@Monsieur Cassel - mi auguro tu sia almeno bellissimo

1912, - Prima Guerra Balcanica, Serbia, Bulgaria e Grecia mirano a spartirsi i territori europei dell'ex impero ottomano. Dal 1912 al 1918 l'intera regione, tra guerre balcaniche e Prima guerra mondiale, rimane in stato di guerra permanente,e vedranno il Kosovo occupato prima dai serbi, poi dagli austriaci e dai bulgari e, infine, di nuovo dai serbi. L’Albania era già uno stato indipendente.
L'intenzione della Serbia era quella di estendersi militarmente fino alla costa adriatica, a Durazzo, ma l'opposizione di Austria e Italia porterà nel dicembre del 1912 alla creazione di uno stato albanese corrispondente all'incirca a quello odierno.
Nel 1918, terminate le guerre di conquista, viene proclamato il regno jugoslavo, che a sud vede una Serbia ampliata fino a coprire l'intero Kosovo e l'intera Macedonia. Nonostante la firma di accordi internazionali per la protezione dei diritti delle minoranze, la Jugoslavia non rispetterà mai tali impegni. Nessuna scuola in albanese verrà mai aperta nei più di venti anni di dominio serbo e la regione verrà tenuta volutamente in uno stato di degrado sociale e culturale, instaurando inoltre un regime di capillare controllo poliziesco. Per il regime di Belgrado gli albanesi non hanno un'identità propria e sono solo serbi che hanno perso la loro memoria storica. Nel 1913, l'ex primo ministro serbo Djordjevic aveva addirittura scritto un opuscolo nel quale sosteneva in tutta serietà che fino a pochi decenni prima gli albanesi avessero ancora la coda.

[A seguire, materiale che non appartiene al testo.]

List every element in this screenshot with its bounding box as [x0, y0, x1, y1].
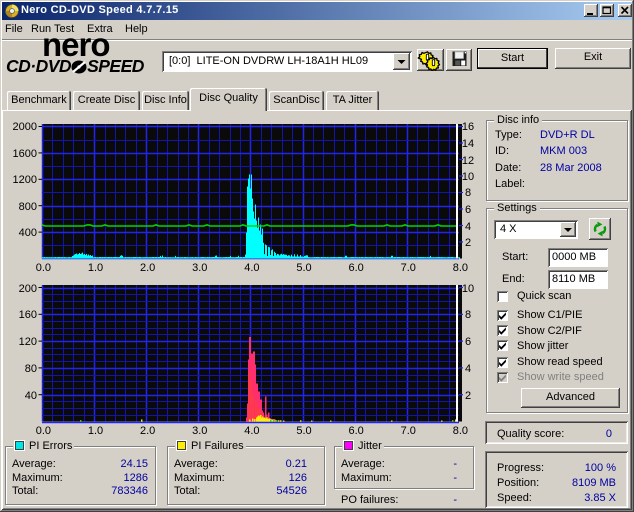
- svg-text:400: 400: [19, 227, 37, 239]
- svg-text:5.0: 5.0: [296, 425, 311, 437]
- svg-text:2000: 2000: [13, 121, 37, 133]
- svg-text:200: 200: [19, 283, 37, 295]
- svg-text:4.0: 4.0: [244, 262, 259, 274]
- svg-text:8.0: 8.0: [453, 262, 468, 274]
- svg-text:8.0: 8.0: [453, 425, 468, 437]
- svg-text:1.0: 1.0: [88, 262, 103, 274]
- svg-text:120: 120: [19, 336, 37, 348]
- svg-text:1600: 1600: [13, 148, 37, 160]
- svg-text:1200: 1200: [13, 174, 37, 186]
- svg-text:80: 80: [25, 363, 37, 375]
- svg-text:4.0: 4.0: [244, 425, 259, 437]
- svg-text:5.0: 5.0: [296, 262, 311, 274]
- svg-text:12: 12: [462, 155, 474, 167]
- svg-text:7.0: 7.0: [401, 262, 416, 274]
- svg-text:3.0: 3.0: [192, 425, 207, 437]
- svg-text:2.0: 2.0: [140, 262, 155, 274]
- svg-text:3.0: 3.0: [192, 262, 207, 274]
- svg-text:4: 4: [465, 221, 471, 233]
- svg-text:6.0: 6.0: [349, 425, 364, 437]
- svg-text:160: 160: [19, 309, 37, 321]
- svg-text:14: 14: [462, 138, 474, 150]
- svg-text:6: 6: [465, 204, 471, 216]
- svg-text:2: 2: [465, 237, 471, 249]
- svg-text:40: 40: [25, 390, 37, 402]
- svg-text:7.0: 7.0: [401, 425, 416, 437]
- svg-text:0.0: 0.0: [36, 425, 51, 437]
- svg-text:1.0: 1.0: [88, 425, 103, 437]
- svg-text:8: 8: [465, 309, 471, 321]
- svg-text:6.0: 6.0: [349, 262, 364, 274]
- svg-text:4: 4: [465, 363, 471, 375]
- svg-text:800: 800: [19, 201, 37, 213]
- svg-text:2.0: 2.0: [140, 425, 155, 437]
- svg-text:10: 10: [462, 171, 474, 183]
- svg-text:10: 10: [462, 283, 474, 295]
- svg-text:2: 2: [465, 390, 471, 402]
- svg-text:6: 6: [465, 336, 471, 348]
- svg-text:16: 16: [462, 121, 474, 133]
- svg-text:8: 8: [465, 187, 471, 199]
- svg-text:0.0: 0.0: [36, 262, 51, 274]
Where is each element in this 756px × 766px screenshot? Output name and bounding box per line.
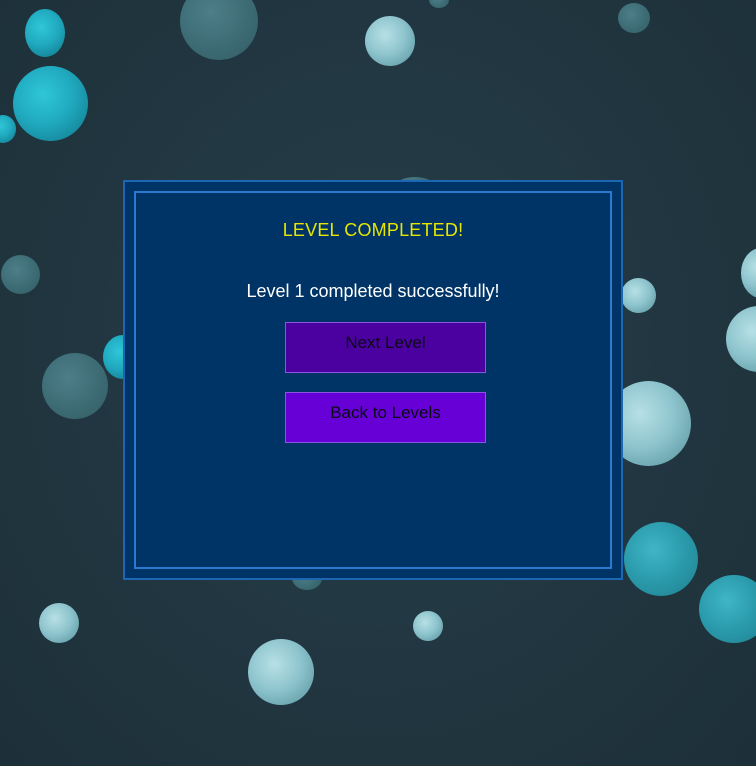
- bubble: [42, 353, 108, 419]
- bubble: [13, 66, 88, 141]
- bubble: [25, 9, 65, 57]
- bubble: [413, 611, 443, 641]
- bubble: [699, 575, 756, 643]
- dialog-inner-frame: LEVEL COMPLETED! Level 1 completed succe…: [134, 191, 612, 569]
- bubble: [741, 248, 756, 298]
- bubble: [365, 16, 415, 66]
- bubble: [39, 603, 79, 643]
- bubble: [726, 306, 756, 372]
- bubble: [1, 255, 40, 294]
- bubble: [429, 0, 449, 8]
- level-complete-dialog: LEVEL COMPLETED! Level 1 completed succe…: [123, 180, 623, 580]
- bubble: [0, 115, 16, 143]
- bubble: [621, 278, 656, 313]
- bubble: [248, 639, 314, 705]
- bubble: [618, 3, 650, 33]
- next-level-button[interactable]: Next Level: [285, 322, 486, 373]
- dialog-title: LEVEL COMPLETED!: [282, 220, 464, 240]
- back-to-levels-button[interactable]: Back to Levels: [285, 392, 486, 443]
- bubble: [180, 0, 258, 60]
- bubble: [624, 522, 698, 596]
- dialog-message: Level 1 completed successfully!: [246, 281, 500, 301]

il prof. Vasa Cubrilovic, ha redatto nel 1937 per il governo jugoslavo un piano di espulsione in massa degli albanesi dal Kosovo, affermando che "nel momento in cui la Germania può espellere decine di migliaia di ebrei, la deportazione di qualche centinaia di migliaia di albanesi non porterà certo allo scoppio di una guerra mondiale".
un episodio particolarmente tragico è avvenuto in Montenegro nel 1945, dove 1670 civili vengono chiusi in un tunnel e asfissiati con il gas. La sezione serba del Partito Comunista condanna a quei tempi gli "eccessi" nella repressione, ma non adotta alcuna misura e sui fatti verrà stesa una cortina di silenzio che durerà fino alla fine della Jugoslavia.
Un'ultima cosa, i serbi non mi hanno pagato nessun stipendio (sono albanese d'Albania), e comunque i trasferimenti alle zone depresse della Jugoslavia semmai arrivavano dalle zone più ricche (Slovenia, Croazia), e arrivavano anche alla Serbia stessa, come Repubblica meno sviluppata delle altre. Sul perchè poi il Kosovo era una zona cosi depressa ci sarebbe molto da discutere, magari in un altra sede.